Le spese legali sono dovute quando necessarie.

In tema di risarcimento diretto dei danni derivanti dalla circolazione stradale, l’art. 9, comma 2, del d.P.R. 18 luglio 2006, n. 254, emanato in attuazione dell’art. 150, comma 1, del d.lgs. 7 settembre 2005, n. 209, il quale, per l’ipotesi di accettazione della somma offerta dall’impresa di assicurazione, esclude che siano dovuti al danneggiato i compensi di assistenza professionale diversi da quelli medico-legali per i danni alla persona, si interpreta nel senso che sono comunque dovute le spese di assistenza legale sostenute dalla vittima perché il sinistro presentava particolari problemi giuridici, ovvero quando essa non abbia ricevuto la dovuta assistenza tecnica e informativa dal proprio assicuratore, dovendosi altrimenti ritenere nulla detta disposizione per contrasto con l’art. 24 Cost., e perciò da disapplicare, ove volta ad impedire del tutto la risarcibilità del danno consistito nell’erogazione di spese legali effettivamente necessarie. (Cassa con rinvio, Trib. Firenze, 18/02/2011).

Questo è il principio espresso da Cass. civ. Sez.
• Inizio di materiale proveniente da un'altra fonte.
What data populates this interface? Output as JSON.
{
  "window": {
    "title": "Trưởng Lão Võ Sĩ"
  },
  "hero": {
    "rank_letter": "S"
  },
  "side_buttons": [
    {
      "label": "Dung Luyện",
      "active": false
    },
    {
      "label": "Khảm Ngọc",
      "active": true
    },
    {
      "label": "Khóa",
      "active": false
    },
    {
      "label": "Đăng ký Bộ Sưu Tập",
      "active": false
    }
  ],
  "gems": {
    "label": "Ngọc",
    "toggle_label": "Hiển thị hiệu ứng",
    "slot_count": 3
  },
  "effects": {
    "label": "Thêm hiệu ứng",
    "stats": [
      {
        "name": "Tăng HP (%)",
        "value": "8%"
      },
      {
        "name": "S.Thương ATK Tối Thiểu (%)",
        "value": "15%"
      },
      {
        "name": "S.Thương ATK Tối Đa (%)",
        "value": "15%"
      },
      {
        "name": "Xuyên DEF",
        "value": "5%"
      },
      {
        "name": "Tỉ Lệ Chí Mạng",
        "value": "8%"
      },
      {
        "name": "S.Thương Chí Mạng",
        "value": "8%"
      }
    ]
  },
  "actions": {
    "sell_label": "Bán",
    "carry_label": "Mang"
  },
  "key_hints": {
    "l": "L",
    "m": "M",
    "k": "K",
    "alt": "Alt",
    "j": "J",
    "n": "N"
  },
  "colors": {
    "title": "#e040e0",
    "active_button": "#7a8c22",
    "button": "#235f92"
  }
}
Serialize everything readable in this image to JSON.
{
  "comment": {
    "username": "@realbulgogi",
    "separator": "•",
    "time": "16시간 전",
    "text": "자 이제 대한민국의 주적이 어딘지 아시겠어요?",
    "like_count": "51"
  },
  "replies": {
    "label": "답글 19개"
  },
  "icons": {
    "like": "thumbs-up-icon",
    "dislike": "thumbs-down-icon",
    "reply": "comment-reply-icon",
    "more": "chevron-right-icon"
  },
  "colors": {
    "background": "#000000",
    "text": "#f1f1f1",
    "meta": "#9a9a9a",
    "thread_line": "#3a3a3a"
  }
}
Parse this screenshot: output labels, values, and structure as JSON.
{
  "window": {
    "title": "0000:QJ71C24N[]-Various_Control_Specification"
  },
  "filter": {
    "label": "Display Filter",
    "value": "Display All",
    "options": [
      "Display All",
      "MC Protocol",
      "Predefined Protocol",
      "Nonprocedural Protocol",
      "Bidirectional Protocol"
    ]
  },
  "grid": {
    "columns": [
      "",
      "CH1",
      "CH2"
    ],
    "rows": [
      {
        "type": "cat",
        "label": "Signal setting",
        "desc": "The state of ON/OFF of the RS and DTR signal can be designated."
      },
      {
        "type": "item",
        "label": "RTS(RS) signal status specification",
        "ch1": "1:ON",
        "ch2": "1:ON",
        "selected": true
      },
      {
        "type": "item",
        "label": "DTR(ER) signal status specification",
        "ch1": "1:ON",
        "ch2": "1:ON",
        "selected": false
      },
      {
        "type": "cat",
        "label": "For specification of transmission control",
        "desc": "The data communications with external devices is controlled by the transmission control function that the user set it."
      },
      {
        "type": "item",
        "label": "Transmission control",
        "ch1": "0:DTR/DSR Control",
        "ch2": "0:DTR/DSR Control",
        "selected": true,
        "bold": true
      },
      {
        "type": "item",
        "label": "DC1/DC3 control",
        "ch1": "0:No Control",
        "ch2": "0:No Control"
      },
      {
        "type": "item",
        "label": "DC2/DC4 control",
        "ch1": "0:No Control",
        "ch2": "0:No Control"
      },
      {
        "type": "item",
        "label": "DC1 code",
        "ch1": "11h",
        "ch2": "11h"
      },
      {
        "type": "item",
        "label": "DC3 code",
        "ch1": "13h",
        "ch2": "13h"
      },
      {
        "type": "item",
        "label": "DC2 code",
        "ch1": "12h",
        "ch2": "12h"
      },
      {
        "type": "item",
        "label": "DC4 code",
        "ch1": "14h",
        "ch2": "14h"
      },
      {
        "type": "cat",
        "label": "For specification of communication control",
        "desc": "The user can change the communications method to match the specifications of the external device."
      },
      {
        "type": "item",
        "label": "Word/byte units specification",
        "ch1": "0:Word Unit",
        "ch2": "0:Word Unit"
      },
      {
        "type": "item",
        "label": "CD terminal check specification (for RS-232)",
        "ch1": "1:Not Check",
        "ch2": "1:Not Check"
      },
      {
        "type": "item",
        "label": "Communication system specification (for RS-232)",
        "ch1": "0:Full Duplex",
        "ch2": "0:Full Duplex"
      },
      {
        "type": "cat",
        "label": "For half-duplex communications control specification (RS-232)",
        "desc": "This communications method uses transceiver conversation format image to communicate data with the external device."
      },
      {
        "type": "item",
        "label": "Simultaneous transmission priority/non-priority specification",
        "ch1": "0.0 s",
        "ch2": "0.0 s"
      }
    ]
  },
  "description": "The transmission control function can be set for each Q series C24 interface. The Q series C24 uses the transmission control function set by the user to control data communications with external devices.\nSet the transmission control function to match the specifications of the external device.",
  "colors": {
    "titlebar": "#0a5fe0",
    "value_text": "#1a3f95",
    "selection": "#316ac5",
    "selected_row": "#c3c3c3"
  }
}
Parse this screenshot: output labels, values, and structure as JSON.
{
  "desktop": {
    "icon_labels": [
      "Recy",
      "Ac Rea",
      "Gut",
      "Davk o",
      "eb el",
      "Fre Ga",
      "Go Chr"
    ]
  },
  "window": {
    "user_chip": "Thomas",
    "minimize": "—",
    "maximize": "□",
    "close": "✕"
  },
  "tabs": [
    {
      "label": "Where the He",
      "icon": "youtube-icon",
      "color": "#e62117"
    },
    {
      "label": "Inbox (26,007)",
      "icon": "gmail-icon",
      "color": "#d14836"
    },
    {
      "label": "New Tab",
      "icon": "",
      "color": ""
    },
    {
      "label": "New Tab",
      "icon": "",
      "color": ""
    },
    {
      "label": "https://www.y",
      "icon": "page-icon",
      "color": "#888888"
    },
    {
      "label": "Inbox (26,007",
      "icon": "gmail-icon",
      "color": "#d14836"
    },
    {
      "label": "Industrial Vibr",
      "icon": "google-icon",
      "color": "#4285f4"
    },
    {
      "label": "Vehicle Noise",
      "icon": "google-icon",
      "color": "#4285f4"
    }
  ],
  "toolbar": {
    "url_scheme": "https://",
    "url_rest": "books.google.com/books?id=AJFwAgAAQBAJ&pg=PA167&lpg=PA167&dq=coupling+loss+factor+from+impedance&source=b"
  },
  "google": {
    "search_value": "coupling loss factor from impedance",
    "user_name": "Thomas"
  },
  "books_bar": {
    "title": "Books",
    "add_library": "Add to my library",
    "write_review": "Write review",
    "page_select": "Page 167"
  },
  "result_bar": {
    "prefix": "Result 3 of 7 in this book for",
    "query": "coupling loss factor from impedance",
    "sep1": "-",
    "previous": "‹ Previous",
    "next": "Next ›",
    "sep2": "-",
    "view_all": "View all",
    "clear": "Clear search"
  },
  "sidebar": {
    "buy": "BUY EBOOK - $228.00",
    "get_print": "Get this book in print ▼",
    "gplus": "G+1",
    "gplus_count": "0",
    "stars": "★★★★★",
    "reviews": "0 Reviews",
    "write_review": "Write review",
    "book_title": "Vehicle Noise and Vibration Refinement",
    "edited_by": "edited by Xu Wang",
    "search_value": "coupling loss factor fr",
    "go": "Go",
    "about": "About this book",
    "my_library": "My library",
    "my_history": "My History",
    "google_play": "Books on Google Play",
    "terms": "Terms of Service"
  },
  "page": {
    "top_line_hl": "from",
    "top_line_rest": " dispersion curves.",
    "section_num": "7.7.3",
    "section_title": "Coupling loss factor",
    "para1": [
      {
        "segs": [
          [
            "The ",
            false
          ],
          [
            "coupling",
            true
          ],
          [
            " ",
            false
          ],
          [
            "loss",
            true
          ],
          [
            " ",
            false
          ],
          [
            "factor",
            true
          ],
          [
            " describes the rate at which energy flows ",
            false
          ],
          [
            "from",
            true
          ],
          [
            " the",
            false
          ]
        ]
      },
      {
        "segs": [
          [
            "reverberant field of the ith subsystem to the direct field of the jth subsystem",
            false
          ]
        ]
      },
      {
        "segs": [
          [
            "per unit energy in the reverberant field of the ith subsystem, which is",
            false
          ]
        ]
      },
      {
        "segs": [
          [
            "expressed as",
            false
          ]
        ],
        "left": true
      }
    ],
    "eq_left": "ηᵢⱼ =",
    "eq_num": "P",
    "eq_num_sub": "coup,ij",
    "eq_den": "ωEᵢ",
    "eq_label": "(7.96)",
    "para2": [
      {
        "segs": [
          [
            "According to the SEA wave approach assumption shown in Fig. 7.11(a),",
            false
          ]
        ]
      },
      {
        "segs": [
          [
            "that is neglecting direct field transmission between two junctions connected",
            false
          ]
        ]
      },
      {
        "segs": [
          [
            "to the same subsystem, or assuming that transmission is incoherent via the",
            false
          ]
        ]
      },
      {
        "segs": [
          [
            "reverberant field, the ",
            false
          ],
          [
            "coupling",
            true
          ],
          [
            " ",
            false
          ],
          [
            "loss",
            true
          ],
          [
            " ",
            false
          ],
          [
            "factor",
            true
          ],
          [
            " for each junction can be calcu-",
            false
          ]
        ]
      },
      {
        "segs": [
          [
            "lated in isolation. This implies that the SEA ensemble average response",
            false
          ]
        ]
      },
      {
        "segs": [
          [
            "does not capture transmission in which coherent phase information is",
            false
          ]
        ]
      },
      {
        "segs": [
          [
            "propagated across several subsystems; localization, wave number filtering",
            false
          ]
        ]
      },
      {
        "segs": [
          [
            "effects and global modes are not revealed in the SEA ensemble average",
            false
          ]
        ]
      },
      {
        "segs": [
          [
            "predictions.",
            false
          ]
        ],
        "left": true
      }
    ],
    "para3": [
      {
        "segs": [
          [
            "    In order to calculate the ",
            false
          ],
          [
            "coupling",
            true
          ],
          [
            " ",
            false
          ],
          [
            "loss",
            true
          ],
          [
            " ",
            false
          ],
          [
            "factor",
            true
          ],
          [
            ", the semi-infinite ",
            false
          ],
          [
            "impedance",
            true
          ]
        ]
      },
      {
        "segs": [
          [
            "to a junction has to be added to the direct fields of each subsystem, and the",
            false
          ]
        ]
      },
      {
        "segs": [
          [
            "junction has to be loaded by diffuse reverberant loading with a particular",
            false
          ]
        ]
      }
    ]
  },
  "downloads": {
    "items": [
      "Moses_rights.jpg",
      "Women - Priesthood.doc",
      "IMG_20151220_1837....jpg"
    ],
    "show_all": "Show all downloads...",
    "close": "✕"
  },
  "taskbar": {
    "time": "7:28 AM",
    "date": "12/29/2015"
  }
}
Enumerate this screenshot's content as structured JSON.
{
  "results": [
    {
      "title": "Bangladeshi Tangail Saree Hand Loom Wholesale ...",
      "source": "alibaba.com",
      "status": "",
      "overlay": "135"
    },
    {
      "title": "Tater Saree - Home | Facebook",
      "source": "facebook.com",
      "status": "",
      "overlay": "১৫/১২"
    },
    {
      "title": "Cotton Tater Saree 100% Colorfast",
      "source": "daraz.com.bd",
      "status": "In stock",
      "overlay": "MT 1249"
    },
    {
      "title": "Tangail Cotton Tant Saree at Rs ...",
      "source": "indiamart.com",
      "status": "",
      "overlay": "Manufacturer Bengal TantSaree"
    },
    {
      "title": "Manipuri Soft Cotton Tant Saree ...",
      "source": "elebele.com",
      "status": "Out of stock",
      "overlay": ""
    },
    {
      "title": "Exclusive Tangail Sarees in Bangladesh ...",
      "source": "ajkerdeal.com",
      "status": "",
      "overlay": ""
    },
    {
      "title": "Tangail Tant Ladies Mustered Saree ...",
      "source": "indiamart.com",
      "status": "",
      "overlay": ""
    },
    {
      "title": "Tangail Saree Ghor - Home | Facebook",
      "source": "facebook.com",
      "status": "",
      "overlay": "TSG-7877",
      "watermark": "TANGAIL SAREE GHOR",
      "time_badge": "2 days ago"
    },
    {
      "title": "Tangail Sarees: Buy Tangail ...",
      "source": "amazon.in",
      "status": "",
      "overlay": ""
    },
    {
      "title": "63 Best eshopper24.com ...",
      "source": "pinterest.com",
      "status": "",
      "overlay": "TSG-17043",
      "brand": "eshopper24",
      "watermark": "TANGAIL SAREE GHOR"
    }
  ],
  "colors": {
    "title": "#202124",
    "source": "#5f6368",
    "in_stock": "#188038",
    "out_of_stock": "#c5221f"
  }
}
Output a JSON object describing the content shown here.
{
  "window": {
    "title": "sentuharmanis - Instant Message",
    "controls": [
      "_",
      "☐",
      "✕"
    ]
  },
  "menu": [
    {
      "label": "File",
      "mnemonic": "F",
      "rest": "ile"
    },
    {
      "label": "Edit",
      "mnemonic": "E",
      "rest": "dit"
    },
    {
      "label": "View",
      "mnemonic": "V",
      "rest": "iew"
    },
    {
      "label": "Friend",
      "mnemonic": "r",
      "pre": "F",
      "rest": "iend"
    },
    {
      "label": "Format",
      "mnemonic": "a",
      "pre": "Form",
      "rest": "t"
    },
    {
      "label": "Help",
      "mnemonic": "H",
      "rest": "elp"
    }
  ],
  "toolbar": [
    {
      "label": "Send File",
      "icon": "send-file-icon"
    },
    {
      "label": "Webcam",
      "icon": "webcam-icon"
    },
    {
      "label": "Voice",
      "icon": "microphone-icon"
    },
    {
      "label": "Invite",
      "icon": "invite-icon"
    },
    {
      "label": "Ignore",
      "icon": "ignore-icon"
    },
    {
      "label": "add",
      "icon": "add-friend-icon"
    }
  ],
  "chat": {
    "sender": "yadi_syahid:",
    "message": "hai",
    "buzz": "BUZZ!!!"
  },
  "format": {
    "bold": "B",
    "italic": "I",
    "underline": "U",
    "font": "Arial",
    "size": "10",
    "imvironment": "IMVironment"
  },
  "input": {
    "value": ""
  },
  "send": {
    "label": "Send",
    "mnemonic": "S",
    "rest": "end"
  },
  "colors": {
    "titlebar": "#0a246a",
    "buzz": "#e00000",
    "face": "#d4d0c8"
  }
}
III, 29-05-2015, n. 11154.

Quando spetta il rimborso delle spese legali sopportate per la gestione della pratica di risarcimento dei danni

La Corte di Cassazione, con sentenza n. 11154 del 29/05/2015 si è espressa in materia di rimborso al danneggiato delle spese legali sopportate per la gestione della pratica di risarcimento dei danni.

Così recita la decisione ” … le spese consistite in compensi professionali saranno risarcibili o meno non già in base alla veste del percettore (sì al medico legale, no all’avvocato), ma in base alla loro effettiva necessità: dovrà perciò ritenersi sempre risarcibile la spesa per compensare un legale, quando il sinistro presentava particolari problemi giuridici, ovvero quando la vittima non ha ricevuto la dovuta assistenza, ex art. 9, co. l, d.p.r. 254/2006, dal proprio assicuratore. Per contra, sarà sempre irrisarcibile la spesa per compensi all’avvocato, quando la gestione del sinistro non presentava alcuna difficoltà, i danni da esso derivati erano modestissimi, e l’assicuratore aveva prontamente offerto la dovuta assistenza al danneggiato.

Quindi il problema delle spese legali va correttamente posto in termini di “causalità”, ex art. 1223 c.c., e non di risarcibilità”. Da ciò consegue, ovviamente, che l’art. 9, 2° co., d.p.r. 254/2006, se inteso nel senso che esso vieta tout court la risarcibilità del danno consistito nell’erogazione di spese legali, deve essere ritenuto nullo per contrasto con l’art. 24 Cost., e va disapplicato”.

LA NATURA GIURIDICA DELLA POLIZZA FIDEIUSSORIA.

La polizza assicurativa fideiussoria è un contratto atipico e non invece un contratto di fideiussione tipico ex art. 1936 cc, con importanti conseguenze in materia di solidarietà.

Sul punto si è da tempo espressa la giurisprudenza di legittimità, statuendo che “La polizza fideiussoria stipulata a garanzia delle obbligazioni assunte da un appaltatore costituisce una garanzia atipica, in quanto, ferma restando l’invalidità della polizza stessa se intervenuta successivamente rispetto all’inadempimento delle obbligazioni garantite, l’insostituibilità di queste ultime comporta che il creditore può pretendere dal garante solo il risarcimento del danno dovuto per l’inadempimento dell’obbligato principale, prestazione diversa da quella alla quale aveva diritto, venendo così vulnerato il meccanismo della solidarietà che, nella fideiussione, attribuisce al creditore la “libera electio”, cioè la possibilità di chiedere l’adempimento così al debitore come al fideiussore, a partire dal momento in cui il credito è esigibile”.

Così Cass. Sez. Unite, sent. n. 3947 del 18-02-2010.